At 2/13/13 06:08 PM, BenjaminSquires wrote:
Should music written for film be mastered at all? I understand that the soundtracks released for purchase are mastered but I believe the music actually used in the film is not. Maybe I'm wrong, I don't really know a lot about the subject and that's why I'm posting this new topic.
Hey Benjamin (great name btw),
Mastering is sort of a misnomer. The term comes from creating a "master" copy of some sort of media, most often a vinyl record or a tape. Mastering was a job that required a lot, often requiring the engineer to live mix the entire album during it's transfer, trying to insure that the songs on the album had similar sonic qualities to each other.
A lot of people these days take it to mean the last bits of mixing one does to a track, or the tweaking one does to the entire track rather than the individual stems or elements that make up said track, but that's really not what it means, and in my humble opinion I think that's a rather unhealthy way to look at things, especially film music. This is not to say that you shouldn't have that final step to make your track pop more, but think of it as your final stage of mixing, not as some mythical process that will make your track instantly sound better. (I've run into this far too often)
Now to the actual question:
If you are writing demo music, music that people will listen to to see if they want to hire you or not, I highly recommend some sort of dynamic compression/limiting. You need to grab their attention at ALL TIMES, and brickwall limiting has proven an effective way of doing that.

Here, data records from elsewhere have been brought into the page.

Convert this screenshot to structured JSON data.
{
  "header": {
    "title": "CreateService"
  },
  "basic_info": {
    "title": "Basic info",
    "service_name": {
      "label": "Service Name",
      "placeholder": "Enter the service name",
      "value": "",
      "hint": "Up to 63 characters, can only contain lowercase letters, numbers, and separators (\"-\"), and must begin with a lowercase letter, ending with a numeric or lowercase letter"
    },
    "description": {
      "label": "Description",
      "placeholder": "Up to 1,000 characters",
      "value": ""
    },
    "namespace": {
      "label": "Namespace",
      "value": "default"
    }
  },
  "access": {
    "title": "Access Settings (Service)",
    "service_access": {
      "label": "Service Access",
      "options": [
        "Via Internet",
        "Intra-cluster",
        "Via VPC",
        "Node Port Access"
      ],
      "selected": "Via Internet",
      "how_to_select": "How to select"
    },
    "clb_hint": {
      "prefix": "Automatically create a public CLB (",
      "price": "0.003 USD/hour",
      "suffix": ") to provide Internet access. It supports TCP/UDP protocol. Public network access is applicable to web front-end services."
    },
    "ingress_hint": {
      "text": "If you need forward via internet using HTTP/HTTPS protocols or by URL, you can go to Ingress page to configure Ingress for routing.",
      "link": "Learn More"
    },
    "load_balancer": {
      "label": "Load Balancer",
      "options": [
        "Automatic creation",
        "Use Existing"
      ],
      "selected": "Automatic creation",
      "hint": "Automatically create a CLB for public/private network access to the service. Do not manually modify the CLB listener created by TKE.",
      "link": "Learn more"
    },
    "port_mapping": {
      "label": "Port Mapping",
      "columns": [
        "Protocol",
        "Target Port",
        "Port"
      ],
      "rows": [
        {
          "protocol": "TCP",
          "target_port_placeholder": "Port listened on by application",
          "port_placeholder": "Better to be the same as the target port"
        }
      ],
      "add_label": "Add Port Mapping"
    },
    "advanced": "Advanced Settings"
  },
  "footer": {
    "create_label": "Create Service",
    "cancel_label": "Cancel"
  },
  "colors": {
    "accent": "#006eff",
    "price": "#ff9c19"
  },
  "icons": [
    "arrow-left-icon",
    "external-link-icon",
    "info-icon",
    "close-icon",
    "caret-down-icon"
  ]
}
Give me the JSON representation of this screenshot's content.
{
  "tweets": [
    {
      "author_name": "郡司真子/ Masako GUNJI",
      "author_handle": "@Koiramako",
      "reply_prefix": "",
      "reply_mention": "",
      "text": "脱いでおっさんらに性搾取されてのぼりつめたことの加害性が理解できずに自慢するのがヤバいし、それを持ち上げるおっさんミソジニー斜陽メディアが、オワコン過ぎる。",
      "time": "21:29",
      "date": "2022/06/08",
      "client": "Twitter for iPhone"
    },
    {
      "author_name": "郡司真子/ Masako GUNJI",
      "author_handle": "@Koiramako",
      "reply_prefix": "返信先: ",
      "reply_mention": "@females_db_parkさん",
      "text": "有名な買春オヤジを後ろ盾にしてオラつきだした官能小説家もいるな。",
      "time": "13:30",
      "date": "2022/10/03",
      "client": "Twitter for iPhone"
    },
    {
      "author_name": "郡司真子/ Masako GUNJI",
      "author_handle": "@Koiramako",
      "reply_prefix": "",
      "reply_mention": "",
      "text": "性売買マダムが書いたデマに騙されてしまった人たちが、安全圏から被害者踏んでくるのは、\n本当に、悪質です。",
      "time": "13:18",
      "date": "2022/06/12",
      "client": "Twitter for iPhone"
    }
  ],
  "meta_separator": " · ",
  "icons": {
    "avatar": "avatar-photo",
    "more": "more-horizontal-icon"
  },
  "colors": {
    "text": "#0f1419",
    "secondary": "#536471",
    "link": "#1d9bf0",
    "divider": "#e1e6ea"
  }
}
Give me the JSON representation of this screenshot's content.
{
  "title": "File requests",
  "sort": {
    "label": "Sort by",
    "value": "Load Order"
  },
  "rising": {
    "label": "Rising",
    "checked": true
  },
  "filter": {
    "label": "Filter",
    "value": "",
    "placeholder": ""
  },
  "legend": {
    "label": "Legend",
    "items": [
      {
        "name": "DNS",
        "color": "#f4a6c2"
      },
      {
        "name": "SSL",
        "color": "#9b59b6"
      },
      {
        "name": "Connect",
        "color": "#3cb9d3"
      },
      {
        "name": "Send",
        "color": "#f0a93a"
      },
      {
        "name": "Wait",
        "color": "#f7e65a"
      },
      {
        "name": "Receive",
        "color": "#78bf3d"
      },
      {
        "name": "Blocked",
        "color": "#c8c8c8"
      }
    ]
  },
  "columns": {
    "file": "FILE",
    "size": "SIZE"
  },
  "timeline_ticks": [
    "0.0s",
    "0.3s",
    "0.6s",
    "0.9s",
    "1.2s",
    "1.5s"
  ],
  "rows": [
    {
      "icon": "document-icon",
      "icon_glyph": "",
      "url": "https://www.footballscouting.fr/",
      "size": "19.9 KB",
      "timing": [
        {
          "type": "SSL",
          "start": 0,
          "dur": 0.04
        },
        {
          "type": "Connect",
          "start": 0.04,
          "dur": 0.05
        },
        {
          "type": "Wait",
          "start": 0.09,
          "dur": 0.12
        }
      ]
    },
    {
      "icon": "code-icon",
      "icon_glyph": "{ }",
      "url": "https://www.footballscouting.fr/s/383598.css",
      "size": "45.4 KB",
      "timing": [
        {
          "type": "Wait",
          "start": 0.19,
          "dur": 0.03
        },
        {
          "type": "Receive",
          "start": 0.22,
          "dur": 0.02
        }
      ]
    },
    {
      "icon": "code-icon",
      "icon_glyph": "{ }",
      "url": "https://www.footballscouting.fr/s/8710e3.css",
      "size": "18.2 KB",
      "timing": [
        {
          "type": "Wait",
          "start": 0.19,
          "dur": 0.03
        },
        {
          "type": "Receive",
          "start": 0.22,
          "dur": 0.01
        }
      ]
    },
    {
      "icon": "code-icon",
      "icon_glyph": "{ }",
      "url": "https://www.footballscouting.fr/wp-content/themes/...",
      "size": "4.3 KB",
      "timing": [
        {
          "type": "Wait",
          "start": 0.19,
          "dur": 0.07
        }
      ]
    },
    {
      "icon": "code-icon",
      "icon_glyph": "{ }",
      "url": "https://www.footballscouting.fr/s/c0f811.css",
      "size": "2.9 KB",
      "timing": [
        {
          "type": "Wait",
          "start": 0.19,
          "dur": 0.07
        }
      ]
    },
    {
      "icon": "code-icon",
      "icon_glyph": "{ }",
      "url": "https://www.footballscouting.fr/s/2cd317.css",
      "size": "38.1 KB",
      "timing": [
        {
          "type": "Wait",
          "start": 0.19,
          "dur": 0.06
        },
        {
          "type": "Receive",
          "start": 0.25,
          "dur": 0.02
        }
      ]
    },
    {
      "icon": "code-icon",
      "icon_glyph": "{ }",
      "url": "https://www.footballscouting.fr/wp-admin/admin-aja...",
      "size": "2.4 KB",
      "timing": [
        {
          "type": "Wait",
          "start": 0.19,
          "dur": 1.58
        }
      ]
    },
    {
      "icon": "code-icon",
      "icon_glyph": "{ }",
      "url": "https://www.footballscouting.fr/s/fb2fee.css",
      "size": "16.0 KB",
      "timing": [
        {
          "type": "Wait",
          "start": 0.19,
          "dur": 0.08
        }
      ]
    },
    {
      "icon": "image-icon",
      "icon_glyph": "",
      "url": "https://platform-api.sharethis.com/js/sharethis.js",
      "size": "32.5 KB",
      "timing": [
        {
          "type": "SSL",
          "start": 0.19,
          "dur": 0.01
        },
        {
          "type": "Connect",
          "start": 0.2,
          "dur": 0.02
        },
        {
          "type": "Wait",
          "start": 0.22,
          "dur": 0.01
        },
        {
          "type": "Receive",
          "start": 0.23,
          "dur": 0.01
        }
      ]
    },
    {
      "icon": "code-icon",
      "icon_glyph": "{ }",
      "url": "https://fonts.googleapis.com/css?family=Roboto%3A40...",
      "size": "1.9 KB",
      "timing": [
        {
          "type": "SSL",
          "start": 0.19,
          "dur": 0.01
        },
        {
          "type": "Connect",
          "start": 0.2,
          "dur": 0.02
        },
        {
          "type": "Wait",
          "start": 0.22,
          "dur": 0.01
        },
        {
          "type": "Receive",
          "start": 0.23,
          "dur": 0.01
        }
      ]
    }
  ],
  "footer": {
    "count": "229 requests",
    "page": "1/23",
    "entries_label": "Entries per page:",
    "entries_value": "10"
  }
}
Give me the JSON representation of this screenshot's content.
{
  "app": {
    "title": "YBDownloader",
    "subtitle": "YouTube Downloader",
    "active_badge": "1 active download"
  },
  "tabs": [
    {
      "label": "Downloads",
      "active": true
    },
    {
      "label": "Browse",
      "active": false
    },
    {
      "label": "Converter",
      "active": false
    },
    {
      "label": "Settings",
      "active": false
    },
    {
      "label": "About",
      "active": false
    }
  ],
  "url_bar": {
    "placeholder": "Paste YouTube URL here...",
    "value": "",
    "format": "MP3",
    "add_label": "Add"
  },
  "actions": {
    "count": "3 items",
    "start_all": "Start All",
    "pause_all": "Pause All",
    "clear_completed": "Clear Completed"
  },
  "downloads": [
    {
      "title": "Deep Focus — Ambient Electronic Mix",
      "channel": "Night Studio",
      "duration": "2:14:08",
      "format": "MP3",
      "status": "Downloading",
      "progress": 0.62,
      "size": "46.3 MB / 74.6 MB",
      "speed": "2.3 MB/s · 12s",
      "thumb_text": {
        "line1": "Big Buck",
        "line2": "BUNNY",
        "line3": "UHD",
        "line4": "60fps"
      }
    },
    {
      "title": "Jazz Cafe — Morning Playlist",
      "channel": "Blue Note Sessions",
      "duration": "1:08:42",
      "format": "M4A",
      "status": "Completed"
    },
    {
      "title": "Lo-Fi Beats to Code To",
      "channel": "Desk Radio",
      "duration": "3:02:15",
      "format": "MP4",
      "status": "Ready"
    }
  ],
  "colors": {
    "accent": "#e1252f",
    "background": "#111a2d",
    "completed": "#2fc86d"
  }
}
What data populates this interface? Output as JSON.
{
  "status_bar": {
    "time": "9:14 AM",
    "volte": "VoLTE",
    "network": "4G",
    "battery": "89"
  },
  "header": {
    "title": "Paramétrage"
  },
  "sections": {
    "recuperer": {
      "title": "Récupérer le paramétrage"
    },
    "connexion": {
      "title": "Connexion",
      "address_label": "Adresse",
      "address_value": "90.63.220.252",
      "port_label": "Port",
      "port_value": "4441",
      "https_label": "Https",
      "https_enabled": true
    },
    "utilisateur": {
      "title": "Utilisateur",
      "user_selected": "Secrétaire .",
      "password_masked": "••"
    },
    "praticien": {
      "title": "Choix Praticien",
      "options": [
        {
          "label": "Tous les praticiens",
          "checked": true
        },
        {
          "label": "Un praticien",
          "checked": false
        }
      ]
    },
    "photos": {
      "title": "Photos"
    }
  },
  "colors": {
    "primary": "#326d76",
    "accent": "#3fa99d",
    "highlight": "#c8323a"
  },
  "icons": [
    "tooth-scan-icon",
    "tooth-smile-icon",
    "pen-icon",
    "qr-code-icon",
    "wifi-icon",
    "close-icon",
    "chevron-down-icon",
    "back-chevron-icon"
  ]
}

For film music that will be mixed into the film, your focus should be on balance with the rest of the film. On the dub stage the order of priority of sonic elements is as follows: 1. Dialogue 2. Sound Effects 3. Music.
This is almost without exception, and if you mix your music in such a way that it doesn't interfere with the first two elements, you're likely to hear more of it in the final mix! This means that you really want to avoid compressing ALL your music across the board, because all-too-often someone will say the music is too loud and the engineer will drop the volume of the entire music track.
This is not to say that you shouldn't do something to make your music stand out, and the "mastering" process is a great stage to establish your own sonic palette! I'm not even against compressing things, just make sure everything is mixed AFTER you make your final sonic adjustments.
Sorry for the long-winded reply, good luck!